The FDA has approved new drug, Ruconest, to treat people with Hereditary Angioedema.
The new drug, developed in partnership by Salix Pharmaceutical and Pharming, is intended as a protein replacement treatment for people with hereditary angiodema. The disease affects between 6,000 and 10,000 people in the US and leads to rapid swelling of the hands, feet, limbs, face, intestinal tract and airway. Its triggers include stress and infection.
Because of the rarity and low prevalence of the condition, the FDA has classified Ruconest as an orphan drug – a regulatory classification which will give Salix and Pharming 7 years of exclusive patenting rights for the drug. The approval covers the drug’s use in the treatment of acute attacks of hereditary angioedema in adults and adolescents.

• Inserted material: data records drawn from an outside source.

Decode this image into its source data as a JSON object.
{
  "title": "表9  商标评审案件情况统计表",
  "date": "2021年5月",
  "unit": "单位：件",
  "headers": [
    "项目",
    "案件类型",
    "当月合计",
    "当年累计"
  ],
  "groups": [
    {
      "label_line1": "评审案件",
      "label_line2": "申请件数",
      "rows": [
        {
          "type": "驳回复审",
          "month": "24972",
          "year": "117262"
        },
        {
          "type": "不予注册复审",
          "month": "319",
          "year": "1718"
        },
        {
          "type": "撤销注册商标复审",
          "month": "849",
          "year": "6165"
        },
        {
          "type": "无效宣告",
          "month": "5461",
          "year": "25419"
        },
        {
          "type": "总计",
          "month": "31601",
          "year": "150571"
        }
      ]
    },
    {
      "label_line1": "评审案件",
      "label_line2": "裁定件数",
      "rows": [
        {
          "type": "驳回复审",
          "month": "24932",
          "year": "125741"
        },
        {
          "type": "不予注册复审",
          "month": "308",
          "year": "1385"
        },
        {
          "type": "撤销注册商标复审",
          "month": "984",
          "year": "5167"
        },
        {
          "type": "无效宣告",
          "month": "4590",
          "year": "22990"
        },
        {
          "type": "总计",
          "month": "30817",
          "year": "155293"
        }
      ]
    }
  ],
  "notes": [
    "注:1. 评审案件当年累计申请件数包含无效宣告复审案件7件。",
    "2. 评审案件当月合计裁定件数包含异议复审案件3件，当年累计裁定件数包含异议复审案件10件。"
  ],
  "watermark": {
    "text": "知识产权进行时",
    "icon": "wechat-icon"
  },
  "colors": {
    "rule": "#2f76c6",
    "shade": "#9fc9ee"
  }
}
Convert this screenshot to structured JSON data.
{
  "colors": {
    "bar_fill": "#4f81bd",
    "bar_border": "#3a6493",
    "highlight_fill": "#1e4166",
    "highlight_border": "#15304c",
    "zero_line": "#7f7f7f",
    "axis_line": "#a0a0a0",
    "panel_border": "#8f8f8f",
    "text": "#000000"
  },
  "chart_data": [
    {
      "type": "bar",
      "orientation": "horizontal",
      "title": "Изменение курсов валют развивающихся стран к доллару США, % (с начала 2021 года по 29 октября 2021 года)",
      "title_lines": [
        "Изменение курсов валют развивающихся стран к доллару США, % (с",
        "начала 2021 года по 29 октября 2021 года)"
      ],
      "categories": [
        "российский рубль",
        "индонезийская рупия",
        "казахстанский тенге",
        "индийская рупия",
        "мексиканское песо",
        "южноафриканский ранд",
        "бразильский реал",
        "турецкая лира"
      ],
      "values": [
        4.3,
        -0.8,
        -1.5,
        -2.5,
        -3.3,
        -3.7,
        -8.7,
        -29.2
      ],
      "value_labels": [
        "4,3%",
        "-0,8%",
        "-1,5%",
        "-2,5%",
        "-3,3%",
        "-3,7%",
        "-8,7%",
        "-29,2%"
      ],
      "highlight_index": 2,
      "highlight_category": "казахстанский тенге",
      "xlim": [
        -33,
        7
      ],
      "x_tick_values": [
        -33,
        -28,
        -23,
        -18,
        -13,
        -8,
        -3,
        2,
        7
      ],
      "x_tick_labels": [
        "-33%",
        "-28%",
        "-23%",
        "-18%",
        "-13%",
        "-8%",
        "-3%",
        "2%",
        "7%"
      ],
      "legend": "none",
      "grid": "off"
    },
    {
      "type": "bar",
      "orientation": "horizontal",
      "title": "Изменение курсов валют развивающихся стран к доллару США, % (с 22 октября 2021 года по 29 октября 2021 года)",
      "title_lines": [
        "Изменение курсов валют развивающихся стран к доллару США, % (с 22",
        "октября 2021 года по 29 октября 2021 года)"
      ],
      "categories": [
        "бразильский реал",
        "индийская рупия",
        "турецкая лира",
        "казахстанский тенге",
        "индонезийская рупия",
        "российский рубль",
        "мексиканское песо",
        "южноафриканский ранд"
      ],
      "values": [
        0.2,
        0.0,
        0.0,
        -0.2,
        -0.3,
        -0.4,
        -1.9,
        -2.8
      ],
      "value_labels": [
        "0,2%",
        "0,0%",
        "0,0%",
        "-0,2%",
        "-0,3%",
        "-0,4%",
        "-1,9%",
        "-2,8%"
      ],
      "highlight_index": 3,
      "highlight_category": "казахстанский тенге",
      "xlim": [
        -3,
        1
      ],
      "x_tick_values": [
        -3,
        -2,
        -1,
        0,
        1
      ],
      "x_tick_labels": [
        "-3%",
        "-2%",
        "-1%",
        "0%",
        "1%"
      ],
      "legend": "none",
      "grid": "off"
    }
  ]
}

The drug works by increasing and topping up levels of a plasma protein called C1-esterase inhibitor. Insufficient levels of the protein are characteristic of hereditary angioedema.
“Until now, there hasn’t been an FDA approved recombinant C1 esterase inhibitor option to treat symptoms of hereditary angioedema,” said Carolyn Logan, CEO of Salix. “The unpredictability of hereditary angioedema can make patients feel uncertain about when their next attack might strike, which is why it is important to have a medicine that can be administered by the patient that resolves an attack.”
Salix and Pharming have developed a way to produce the replacement protein by breeding rabbits that have the gene that produces the human C1 inhibitor protein. The gene is then harvested from the milk of these rabbits. This means that the use of Ruconest is limited to patients that do not have a history of allergy to rabbits. Previously, genetically modified goats have been used to produce milk containing an enzyme to treat Gaucher’s disease.
The drug has proved its safety and efficacy in clinical trials involving 44 patients who regularly experience acute attacks of hereditary angiodema, with sympton relief being provided within 90 minutes compared to 152 minutes for people that were taking the placebo.